How to prove that a set of functions is compact? This is a simple question (I'm an undergraduate math student).
Let me define the set of functions
$$
\mathcal{U}=\left\lbrace u:[0,1]\rightarrow [0,1] \mid u\; \text{is Lebesgue measurable}\right\rbrace $$
I just want to know if the above set of functions is compact and why.
I also want to understand it means for $\mathcal{U}$ to be compact. 
Thanks in advance.
 A: In order to check whether this set of functions is compact you have to put a topology on the set. A topology is a "description of what open sets are", and a topological space (i.e., a set equipped with a topology) is compact if every open cover admits a finite subcover. Being compact strongly depends on the topology you choose. This poses a problem in this situation because there is no obvious choice for a topology. But there are some candidates I have encountered.

A good candidate is the topology induced by the $L^1$-norm. To do this, we first need to consider a quotient of $\mathcal U$, namely the set $\mathcal V = \mathcal U / \sim$, where $f \sim g$ if $\{f \neq g\}$ has Lebesgue measure zero. Then, $\mathcal V$ has a famous metric, namely the metric induced by the $L^1$-norm on $L^1([0,1])$ (of which $\mathcal V$ is a subset) given by
$$\Vert f \Vert = \int_0^1 |f(x)|\,dx.$$
This metric induces a topology on $\mathcal V$, which in turn induces a topology on $\mathcal U$. It turns out that if $\mathcal U$ were compact (with respect to this reasonable topology), then so would be $\mathcal V$. We will now show that $\mathcal V$ is not compact, so $\mathcal U$ will not be (with respect to this topology).
This can be done, e.g., by constructing a sequence $(f_n)_{n \in \mathbb N} \subset \mathcal V$ that has no convergent subsequence. One possible such sequence is the following. Divide $[0,1]$ up into $2^n$ pieces of equal length. Then let $f_n$ be $0$ on the first, third, $\dots,$ $2^n-1$-st piece, and let $f_n$ be $1$ on the second, fourth, $\dots,$ $2^n$-th piece. This sequence has no convergent subsequence since
$$\Vert f_n - f_m \Vert = \int_0^1 |f_n(x) - f_m(x)|\,dx = 1$$
whenever $m \neq n$ (you might want to draw some pictures to see this). Thus, $\mathcal V$ is not compact (with respect to this topology).

Another candidate for a topology on $\mathcal U$ is the pointwise topology, induced by the metric 
$$d(f,g) = \sup_{x \in [0,1]}|f(x)-g(x)|.$$
It turns out that this topology is actually finer than the topology discussed above, so with respect to this topology, $\mathcal U$ is also not compact.

Finally, there are some stupid things you can do in order for $\mathcal U$ to be compact.
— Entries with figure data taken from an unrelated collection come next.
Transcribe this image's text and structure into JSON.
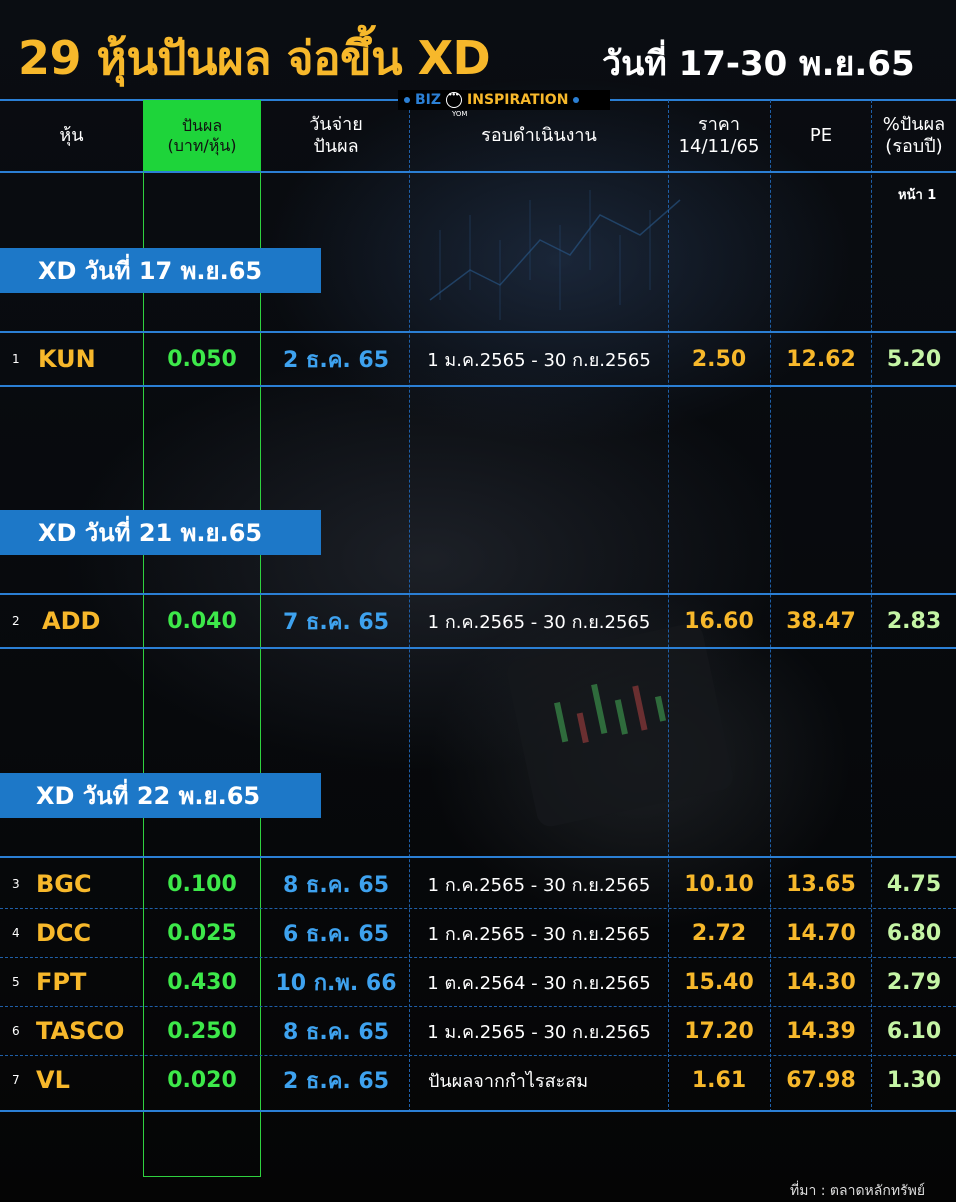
{
  "title": {
    "main": "29 หุ้นปันผล จ่อขึ้น XD",
    "date_range": "วันที่ 17-30 พ.ย.65"
  },
  "brand": {
    "left": "BIZ",
    "right": "INSPIRATION",
    "sub": "YOM",
    "logo_icon": "chat-face-icon"
  },
  "columns": {
    "stock": "หุ้น",
    "dividend_line1": "ปันผล",
    "dividend_line2": "(บาท/หุ้น)",
    "pay_date_line1": "วันจ่าย",
    "pay_date_line2": "ปันผล",
    "period": "รอบดำเนินงาน",
    "price_line1": "ราคา",
    "price_line2": "14/11/65",
    "pe": "PE",
    "yield_line1": "%ปันผล",
    "yield_line2": "(รอบปี)"
  },
  "page_label": "หน้า 1",
  "groups": [
    {
      "label": "XD วันที่ 17 พ.ย.65"
    },
    {
      "label": "XD วันที่ 21 พ.ย.65"
    },
    {
      "label": "XD วันที่ 22 พ.ย.65"
    }
  ],
  "rows": [
    {
      "no": "1",
      "symbol": "KUN",
      "dividend": "0.050",
      "pay_date": "2 ธ.ค. 65",
      "period": "1 ม.ค.2565 - 30 ก.ย.2565",
      "price": "2.50",
      "pe": "12.62",
      "yield": "5.20"
    },
    {
      "no": "2",
      "symbol": "ADD",
      "dividend": "0.040",
      "pay_date": "7 ธ.ค. 65",
      "period": "1 ก.ค.2565 - 30 ก.ย.2565",
      "price": "16.60",
      "pe": "38.47",
      "yield": "2.83"
    },
    {
      "no": "3",
      "symbol": "BGC",
      "dividend": "0.100",
      "pay_date": "8 ธ.ค. 65",
      "period": "1 ก.ค.2565 - 30 ก.ย.2565",
      "price": "10.10",
      "pe": "13.65",
      "yield": "4.75"
    },
    {
      "no": "4",
      "symbol": "DCC",
      "dividend": "0.025",
      "pay_date": "6 ธ.ค. 65",
      "period": "1 ก.ค.2565 - 30 ก.ย.2565",
      "price": "2.72",
      "pe": "14.70",
      "yield": "6.80"
    },
    {
      "no": "5",
      "symbol": "FPT",
      "dividend": "0.430",
      "pay_date": "10 ก.พ. 66",
      "period": "1 ต.ค.2564 - 30 ก.ย.2565",
      "price": "15.40",
      "pe": "14.30",
      "yield": "2.79"
    },
    {
      "no": "6",
      "symbol": "TASCO",
      "dividend": "0.250",
      "pay_date": "8 ธ.ค. 65",
      "period": "1 ม.ค.2565 - 30 ก.ย.2565",
      "price": "17.20",
      "pe": "14.39",
      "yield": "6.10"
    },
    {
      "no": "7",
      "symbol": "VL",
      "dividend": "0.020",
      "pay_date": "2 ธ.ค. 65",
      "period": "ปันผลจากกำไรสะสม",
      "price": "1.61",
      "pe": "67.98",
      "yield": "1.30"
    }
  ],
  "source": "ที่มา : ตลาดหลักทรัพย์"
}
E.g., you could put the trivial topology on $\mathcal U$ ($\emptyset$ and $\mathcal U$ are the only open sets), in which case $\mathcal U$ will be compact. I cannot think of any other reasonable non-pathological topology on $\mathcal U$ that makes it compact.

As a final remark: There are much more reasonable ways to topologize function spaces if you restrict to continuous functions. One example is the Compact-Open Topology on spaces of continuous functions, which has very nice properties.